JOHNSTOWN - The Mohawk Valley region - including Fulton and Montgomery counties - will receive a $100,000 state grant to market tourism.
In addition, the state will place new signs on major highways to draw motorists' attention to area historic sites.
Gov. Andrew Cuomo this week announced the Path Through History project, which will provide a total of $1 million to 10 regions in the state to market tourism.
A?man dressed in 18th-century attire walks to Johnson Hall in Johnstown during an event last year. The state will post new signs on highways in an effort to attract more tourists to Johnson Hall.
The Mohawk Valley's portion will be handled by the Mohawk Valley Regional Economic Development Council.
The Mohawk Valley representatives have not yet decided what to do with the $100,000, officials said.
In addition, the Path Through History program will highlight the area's history by showcasing "more than 200 of our most significant sites and historic milestones," Cuomo said in a news release.
Some of the more than 200 signs will be placed on the state Thruway, but Mohawk Valley representative Wally Hart said sites in Fulton and Montgomery counties most likely will not be advertised with signs on the Thruway because of their distance from the highway.
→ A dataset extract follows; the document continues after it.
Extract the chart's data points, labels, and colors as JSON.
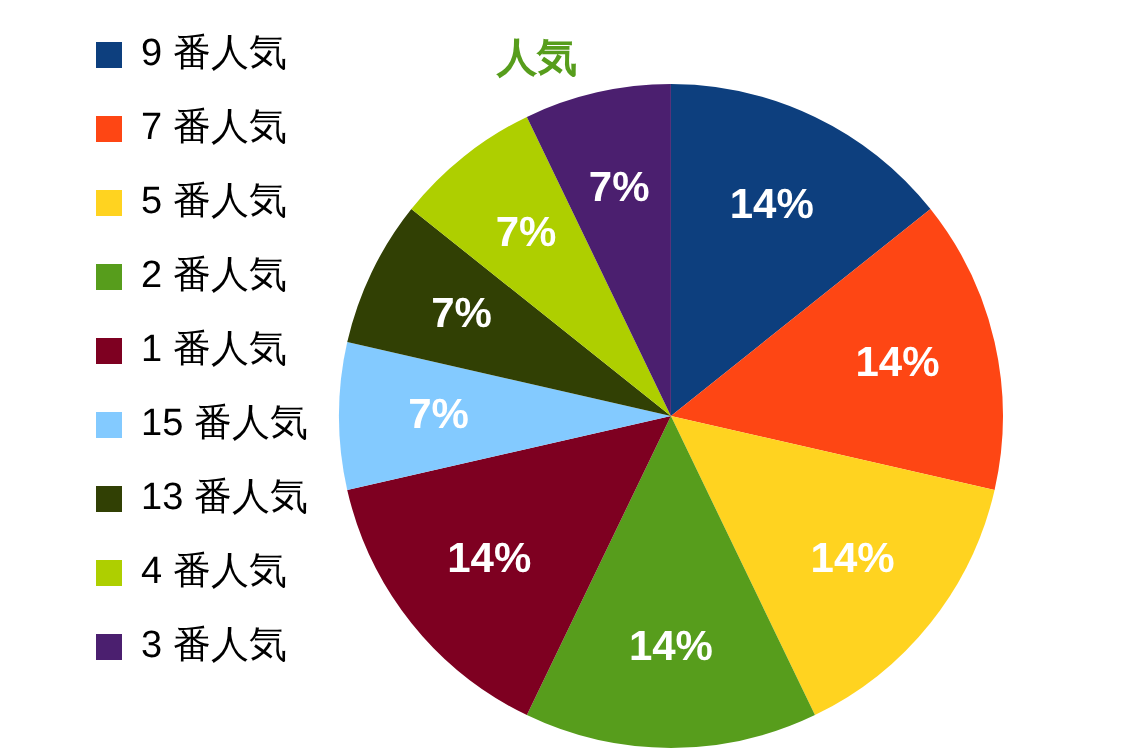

He said he expects the signs to be placed on state highways such as Routes 5, 30 and 29A.
Among the signs will be ones advertising Old Fort Johnson, Schoharie Crossing, Johnson Hall, the National Kateri Tekakwitha Shrine, the Mohawk Caughnawaga Indian Museum, Fort Klock, the Palatine Settlement Society and the Arkell Museum.
"There are certain restrictions," Hart said. "Johnson Hall doesn't meet the mileage limit to the Thruway. We don't want to just tell people there's a great site to visit and not give them directions. You have to give them very specific signage, and it has to go through the [Department of Transportation]."
The themes of the signs in the statewide project include: arts and culture, civil rights, colonial history, innovation and commerce, Native Americans, natural history, the Revolution, sports history, U.S. presidents, the War of 1812 and women's rights.
In deciding how to market local tourism, Hart said the Mohawk Valley representatives will look at many sites, including Johnson Hall, the Fulton County Courthouse, Fort Johnson, the Fulton County Jail, the Drumm House and the Riceville Homestead.
Gina DaBiere-Gibbs, tourism director for the Fulton County Regional Chamber of Commerce & Industry, said she hopes the state effort will attract tourists and increase business in the area.
"They want to tell the story of New York and bring history alive again in this state - the different things that happened, when they happened and the influence it had in the area," DaBiere-Gibbs said. "Our group discussed that once we get the heritage traveler, they like to visit the other entities in the area as well. Hopefully, this will bring more people into Fulton County and the Mohawk Valley region."
The state initiative is designed to raise the profile of New York state's network of museums, historic sites and other cultural institutions.
Heritage tourism has a $5 billion effect on New York's economy per year, the governor said in the news release.